[koenigdavidmj]

It was a few months ago, but if I recall correctly, there were two overrides for info (and the other equivalent methods). info(String, String...) would do {} expansion like you mentioned, but info(String) would log the string directly, not doing format expansion on it.

I'm not sure how this interacts with the RCE issue reported here.

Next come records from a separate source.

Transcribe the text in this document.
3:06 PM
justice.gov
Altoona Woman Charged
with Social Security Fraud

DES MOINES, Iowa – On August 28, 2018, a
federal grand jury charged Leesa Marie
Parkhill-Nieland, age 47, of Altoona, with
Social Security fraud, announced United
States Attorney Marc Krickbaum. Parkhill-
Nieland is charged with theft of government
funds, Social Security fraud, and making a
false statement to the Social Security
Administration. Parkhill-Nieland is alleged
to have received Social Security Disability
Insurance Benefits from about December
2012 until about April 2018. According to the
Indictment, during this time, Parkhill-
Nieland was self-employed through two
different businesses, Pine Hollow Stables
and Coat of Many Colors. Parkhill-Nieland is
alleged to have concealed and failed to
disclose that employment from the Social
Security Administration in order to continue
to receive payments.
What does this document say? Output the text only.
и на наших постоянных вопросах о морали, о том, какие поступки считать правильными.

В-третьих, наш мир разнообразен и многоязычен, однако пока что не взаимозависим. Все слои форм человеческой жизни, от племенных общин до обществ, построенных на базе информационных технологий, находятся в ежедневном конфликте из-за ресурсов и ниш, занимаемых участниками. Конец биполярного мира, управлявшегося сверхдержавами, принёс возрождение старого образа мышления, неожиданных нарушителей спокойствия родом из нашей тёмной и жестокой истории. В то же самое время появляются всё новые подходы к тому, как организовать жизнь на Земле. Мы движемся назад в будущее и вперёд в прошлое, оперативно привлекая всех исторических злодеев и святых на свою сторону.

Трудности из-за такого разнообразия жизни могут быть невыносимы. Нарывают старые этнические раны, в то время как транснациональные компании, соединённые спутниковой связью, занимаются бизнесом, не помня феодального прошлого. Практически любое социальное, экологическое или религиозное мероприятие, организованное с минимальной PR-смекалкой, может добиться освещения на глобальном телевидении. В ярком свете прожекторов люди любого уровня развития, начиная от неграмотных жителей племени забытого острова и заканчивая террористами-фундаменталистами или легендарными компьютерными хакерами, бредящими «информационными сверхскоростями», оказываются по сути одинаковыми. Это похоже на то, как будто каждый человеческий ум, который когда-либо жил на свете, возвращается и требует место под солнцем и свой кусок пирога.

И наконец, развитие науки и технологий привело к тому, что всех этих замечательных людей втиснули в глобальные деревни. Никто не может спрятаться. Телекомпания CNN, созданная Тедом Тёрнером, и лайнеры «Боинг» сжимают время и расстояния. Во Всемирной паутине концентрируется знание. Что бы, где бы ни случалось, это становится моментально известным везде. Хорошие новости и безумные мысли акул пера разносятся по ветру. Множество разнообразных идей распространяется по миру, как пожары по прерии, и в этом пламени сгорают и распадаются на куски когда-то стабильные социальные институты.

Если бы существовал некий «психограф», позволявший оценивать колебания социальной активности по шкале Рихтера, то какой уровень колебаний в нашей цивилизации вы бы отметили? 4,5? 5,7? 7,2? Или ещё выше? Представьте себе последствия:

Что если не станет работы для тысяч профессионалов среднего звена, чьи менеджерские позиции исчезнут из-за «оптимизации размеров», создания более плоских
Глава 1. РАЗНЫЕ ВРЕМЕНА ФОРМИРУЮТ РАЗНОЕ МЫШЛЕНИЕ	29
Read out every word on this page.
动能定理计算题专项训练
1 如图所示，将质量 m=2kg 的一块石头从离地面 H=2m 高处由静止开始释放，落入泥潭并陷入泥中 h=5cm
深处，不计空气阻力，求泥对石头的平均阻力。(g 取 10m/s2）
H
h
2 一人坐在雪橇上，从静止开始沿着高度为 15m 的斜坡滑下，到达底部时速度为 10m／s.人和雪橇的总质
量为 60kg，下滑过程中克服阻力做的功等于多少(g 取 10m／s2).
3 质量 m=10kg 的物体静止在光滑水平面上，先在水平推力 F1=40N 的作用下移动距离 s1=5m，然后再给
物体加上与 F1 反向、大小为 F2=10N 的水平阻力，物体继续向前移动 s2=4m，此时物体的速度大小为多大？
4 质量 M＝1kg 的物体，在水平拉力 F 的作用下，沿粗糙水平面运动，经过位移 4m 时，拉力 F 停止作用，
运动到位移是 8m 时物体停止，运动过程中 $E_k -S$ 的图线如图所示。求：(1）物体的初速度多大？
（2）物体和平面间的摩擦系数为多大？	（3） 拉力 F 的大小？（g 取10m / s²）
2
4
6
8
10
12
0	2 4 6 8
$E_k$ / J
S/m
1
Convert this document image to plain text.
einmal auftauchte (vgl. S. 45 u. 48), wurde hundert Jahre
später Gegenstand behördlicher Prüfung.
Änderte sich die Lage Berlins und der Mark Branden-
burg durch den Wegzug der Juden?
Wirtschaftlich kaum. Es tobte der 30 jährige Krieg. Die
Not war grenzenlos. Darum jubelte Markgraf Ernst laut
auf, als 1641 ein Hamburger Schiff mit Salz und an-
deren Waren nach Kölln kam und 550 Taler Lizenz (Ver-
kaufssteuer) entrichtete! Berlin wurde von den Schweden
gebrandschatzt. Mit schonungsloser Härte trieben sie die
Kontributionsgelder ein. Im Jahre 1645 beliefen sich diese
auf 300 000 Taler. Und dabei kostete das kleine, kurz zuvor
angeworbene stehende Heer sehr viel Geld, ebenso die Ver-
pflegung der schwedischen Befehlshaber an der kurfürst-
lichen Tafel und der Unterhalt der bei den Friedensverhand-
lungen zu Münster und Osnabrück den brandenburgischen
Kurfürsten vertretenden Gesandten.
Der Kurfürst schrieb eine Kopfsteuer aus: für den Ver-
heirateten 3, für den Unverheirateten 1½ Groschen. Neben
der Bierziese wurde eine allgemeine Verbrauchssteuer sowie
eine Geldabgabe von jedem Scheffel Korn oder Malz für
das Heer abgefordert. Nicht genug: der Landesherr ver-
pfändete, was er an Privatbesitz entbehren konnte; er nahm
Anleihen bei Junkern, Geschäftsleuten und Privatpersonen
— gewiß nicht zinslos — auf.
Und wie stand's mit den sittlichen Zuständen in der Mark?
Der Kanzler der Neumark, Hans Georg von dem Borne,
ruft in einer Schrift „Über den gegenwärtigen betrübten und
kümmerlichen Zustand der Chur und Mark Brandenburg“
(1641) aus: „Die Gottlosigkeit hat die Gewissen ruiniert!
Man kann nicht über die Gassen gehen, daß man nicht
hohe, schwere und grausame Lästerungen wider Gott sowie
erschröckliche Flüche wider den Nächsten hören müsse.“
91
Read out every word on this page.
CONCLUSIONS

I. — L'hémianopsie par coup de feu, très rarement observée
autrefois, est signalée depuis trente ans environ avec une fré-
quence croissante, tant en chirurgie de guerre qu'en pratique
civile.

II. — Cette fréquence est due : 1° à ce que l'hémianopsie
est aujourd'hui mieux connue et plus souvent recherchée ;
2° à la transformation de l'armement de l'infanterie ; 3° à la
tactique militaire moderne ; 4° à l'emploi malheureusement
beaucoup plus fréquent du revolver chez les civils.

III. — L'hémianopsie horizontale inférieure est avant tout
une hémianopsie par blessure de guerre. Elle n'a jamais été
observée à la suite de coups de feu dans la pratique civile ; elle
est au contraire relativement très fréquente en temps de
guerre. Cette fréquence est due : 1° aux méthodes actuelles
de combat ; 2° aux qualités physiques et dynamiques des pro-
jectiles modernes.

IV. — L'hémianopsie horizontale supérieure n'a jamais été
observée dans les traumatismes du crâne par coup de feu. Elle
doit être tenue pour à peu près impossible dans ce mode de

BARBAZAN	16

EDIT: That's because I was thinking of Slf4j, which has additional smarts here.

[maxdamantus]

I'm not aware of that feature, but I guess it would mitigate this issue, since the problematic code:

> logger.info("Data: {}");

would effectively turn into something safe:

> logger.info("{}", "Data: {}");

And the issue would only arise if someone mixes the two patterns:

> logger.info("Data for " + username + ": {}", data);

Overall, I don't like the sound of that feature, since it blurs the line between correct and incorrect use of the logging API. The first argument should always be a constant formatting string.

[immibis]

Why though? It is not typical in Java to use format strings, unless you call String.format explicitly. It's not like C where printf-style APIs are common.

[maxdamantus]

It should work one way or the other, not both. For current logging APIs, the format string is used. It actually turns out that the call using string concatenation corresponds to log4j1 rather than log4j2 (looks like this was an error in the post, though it's being fixed to use log4j2).

I guess aesthetically you could argue either way, but I think the main purpose of the formatting string method is that you can write:

> logger.trace("Updates: {}", longListOfUpdates);

and if trace logging is disabled (which can be done dynamically), it's not going to invoke `longListOfUpdates.toString()`, which is what happens when you perform string concatenation. If it didn't work that way, I suspect people would end up writing extra `logger.isTraceEnabled()` conditions around their logging code.